Compress it. Tools like llm-min.txt use LLMs to compress large llms.txt. Or tools that measure prompt ablation to find the most important parts of a prompt.

Instruction templates#

Use lightweight schemas to eliminate ambiguity. For example:

## Code Review Schema

| Aspect          | Rating (1-5) | Issues | Suggestions |
| --------------- | ------------ | ------ | ----------- |
| Security        |              |        |             |
| Performance     |              |        |             |
| Maintainability |              |        |             |
| Test Coverage   |              |        |             |

## Bug Report Schema

- **Reproduction Steps**: [numbered list]
- **Expected Behavior**: [one sentence]
- **Actual Behavior**: [one sentence]
- **Environment**: [OS, browser, version]
- **Logs**: [relevant error messages]

Best practices and tips#

Context hygiene
- Version control all context files: Treat CLAUDE.md, spec.md, and related files as first-class code artifacts that should be versioned and reviewed.
- Keep contexts focused: Resist the urge to include everything.
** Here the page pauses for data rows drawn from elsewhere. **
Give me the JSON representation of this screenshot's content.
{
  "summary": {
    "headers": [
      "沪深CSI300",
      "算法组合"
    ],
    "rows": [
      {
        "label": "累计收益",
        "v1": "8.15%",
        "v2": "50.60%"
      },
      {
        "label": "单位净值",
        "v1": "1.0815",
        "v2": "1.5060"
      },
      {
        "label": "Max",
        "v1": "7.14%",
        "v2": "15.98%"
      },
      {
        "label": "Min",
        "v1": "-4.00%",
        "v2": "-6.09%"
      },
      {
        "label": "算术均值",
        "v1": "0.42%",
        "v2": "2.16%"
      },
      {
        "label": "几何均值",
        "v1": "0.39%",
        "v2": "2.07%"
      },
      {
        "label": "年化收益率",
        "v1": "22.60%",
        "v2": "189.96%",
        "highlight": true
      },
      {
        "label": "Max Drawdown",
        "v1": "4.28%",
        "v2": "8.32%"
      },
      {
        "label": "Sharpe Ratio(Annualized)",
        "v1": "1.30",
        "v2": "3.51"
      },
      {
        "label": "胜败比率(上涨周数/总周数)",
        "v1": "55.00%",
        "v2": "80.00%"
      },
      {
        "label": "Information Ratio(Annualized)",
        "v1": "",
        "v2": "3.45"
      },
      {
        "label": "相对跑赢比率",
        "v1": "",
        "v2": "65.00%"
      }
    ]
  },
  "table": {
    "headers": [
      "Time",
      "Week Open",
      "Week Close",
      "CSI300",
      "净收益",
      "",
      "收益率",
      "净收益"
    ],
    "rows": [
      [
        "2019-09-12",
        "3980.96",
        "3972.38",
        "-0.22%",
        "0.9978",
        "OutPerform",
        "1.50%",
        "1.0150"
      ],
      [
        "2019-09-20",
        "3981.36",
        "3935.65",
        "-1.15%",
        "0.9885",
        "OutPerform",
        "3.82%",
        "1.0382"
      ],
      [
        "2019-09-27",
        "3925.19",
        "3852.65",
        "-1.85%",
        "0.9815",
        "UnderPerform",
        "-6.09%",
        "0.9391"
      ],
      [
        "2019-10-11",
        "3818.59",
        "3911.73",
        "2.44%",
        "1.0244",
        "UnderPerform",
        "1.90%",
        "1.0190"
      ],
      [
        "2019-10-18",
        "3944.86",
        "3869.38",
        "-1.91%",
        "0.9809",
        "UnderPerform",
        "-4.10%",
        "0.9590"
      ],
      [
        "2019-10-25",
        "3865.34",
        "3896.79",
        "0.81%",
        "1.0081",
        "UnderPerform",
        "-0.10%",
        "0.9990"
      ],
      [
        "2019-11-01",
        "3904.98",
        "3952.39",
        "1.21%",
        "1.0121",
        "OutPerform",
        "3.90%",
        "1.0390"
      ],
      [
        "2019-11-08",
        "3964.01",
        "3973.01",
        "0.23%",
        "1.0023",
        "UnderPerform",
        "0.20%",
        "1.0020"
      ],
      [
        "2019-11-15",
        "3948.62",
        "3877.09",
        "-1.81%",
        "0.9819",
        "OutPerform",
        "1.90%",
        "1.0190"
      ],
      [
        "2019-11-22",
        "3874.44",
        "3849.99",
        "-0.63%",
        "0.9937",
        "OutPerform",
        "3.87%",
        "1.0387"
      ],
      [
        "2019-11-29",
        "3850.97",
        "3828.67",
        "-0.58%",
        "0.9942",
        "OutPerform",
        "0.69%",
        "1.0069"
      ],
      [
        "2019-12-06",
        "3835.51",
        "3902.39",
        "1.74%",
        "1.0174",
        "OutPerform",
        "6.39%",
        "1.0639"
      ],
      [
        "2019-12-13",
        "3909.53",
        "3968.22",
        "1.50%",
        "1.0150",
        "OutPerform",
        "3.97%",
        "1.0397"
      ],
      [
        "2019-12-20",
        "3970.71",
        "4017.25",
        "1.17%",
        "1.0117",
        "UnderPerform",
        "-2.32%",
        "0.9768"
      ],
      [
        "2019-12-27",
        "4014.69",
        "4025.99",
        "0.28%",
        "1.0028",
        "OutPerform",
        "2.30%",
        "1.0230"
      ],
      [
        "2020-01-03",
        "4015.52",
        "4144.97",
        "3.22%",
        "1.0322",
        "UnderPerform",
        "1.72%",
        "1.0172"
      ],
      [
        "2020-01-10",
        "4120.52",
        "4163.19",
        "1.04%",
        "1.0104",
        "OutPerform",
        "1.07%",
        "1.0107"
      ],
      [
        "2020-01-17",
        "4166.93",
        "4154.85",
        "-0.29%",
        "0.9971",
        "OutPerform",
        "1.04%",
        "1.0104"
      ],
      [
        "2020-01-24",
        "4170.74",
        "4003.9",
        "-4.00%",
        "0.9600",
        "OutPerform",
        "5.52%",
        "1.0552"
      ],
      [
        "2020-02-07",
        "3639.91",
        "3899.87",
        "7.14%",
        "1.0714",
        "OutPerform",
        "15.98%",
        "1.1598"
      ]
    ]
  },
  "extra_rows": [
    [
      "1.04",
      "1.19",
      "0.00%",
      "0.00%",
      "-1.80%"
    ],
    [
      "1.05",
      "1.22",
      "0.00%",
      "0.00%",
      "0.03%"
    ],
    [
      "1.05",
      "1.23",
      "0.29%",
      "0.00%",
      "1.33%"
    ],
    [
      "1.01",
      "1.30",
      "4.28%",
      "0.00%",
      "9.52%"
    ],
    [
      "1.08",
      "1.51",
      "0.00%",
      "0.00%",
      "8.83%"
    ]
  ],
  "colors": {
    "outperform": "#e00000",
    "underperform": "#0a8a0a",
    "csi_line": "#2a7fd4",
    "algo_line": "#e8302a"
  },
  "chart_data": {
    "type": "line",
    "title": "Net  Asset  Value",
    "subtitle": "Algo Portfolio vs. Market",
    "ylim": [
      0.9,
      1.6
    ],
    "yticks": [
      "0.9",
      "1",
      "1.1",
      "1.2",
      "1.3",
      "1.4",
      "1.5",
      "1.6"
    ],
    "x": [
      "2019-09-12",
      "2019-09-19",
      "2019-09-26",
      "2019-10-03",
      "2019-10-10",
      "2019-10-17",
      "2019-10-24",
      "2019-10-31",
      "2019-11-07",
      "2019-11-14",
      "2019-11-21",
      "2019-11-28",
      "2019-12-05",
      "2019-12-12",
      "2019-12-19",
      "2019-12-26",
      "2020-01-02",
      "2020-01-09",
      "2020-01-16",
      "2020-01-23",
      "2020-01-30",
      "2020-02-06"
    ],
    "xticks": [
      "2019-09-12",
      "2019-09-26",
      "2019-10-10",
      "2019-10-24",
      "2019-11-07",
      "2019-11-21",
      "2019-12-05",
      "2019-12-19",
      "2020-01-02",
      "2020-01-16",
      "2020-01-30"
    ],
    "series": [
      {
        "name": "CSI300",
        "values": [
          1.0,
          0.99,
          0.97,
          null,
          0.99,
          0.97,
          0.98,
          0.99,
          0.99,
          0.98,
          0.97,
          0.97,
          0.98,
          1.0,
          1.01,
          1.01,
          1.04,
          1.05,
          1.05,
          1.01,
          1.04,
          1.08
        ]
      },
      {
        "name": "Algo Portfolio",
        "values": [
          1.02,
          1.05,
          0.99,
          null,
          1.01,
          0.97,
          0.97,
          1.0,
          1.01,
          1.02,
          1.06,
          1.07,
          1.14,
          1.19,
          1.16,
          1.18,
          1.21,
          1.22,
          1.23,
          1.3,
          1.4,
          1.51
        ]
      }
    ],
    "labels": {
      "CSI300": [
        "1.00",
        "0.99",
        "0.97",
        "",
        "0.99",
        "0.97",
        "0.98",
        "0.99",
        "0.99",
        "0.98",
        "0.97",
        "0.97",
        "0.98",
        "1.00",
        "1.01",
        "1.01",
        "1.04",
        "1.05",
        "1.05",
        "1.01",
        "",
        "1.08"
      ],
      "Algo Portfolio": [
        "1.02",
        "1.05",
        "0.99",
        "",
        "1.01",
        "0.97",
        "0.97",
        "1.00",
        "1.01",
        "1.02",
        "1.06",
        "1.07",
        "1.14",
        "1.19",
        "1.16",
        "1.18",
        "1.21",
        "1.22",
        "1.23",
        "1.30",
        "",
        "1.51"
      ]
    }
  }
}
Each context file should serve a specific purpose and audience.
- Regular context maintenance: Review and update context files as your project evolves. Outdated context can be worse than no context.
Cost optimization
- Monitor token usage: Track how much context you’re including in each AI interaction and optimize for the highest-value information.
- Use tiered context: Start with minimal context and let AI tools request additional information as needed.
- Cache common contexts: Store frequently-used project context in AI tool memories to avoid repeating large context blocks.
Team collaboration
- Standardize context formats: Ensure all team members use consistent file names and structures for project context.
- Share context libraries: Create reusable context templates for common project types and development patterns.
- Document context decisions: Explain why certain information is included or excluded from project context files.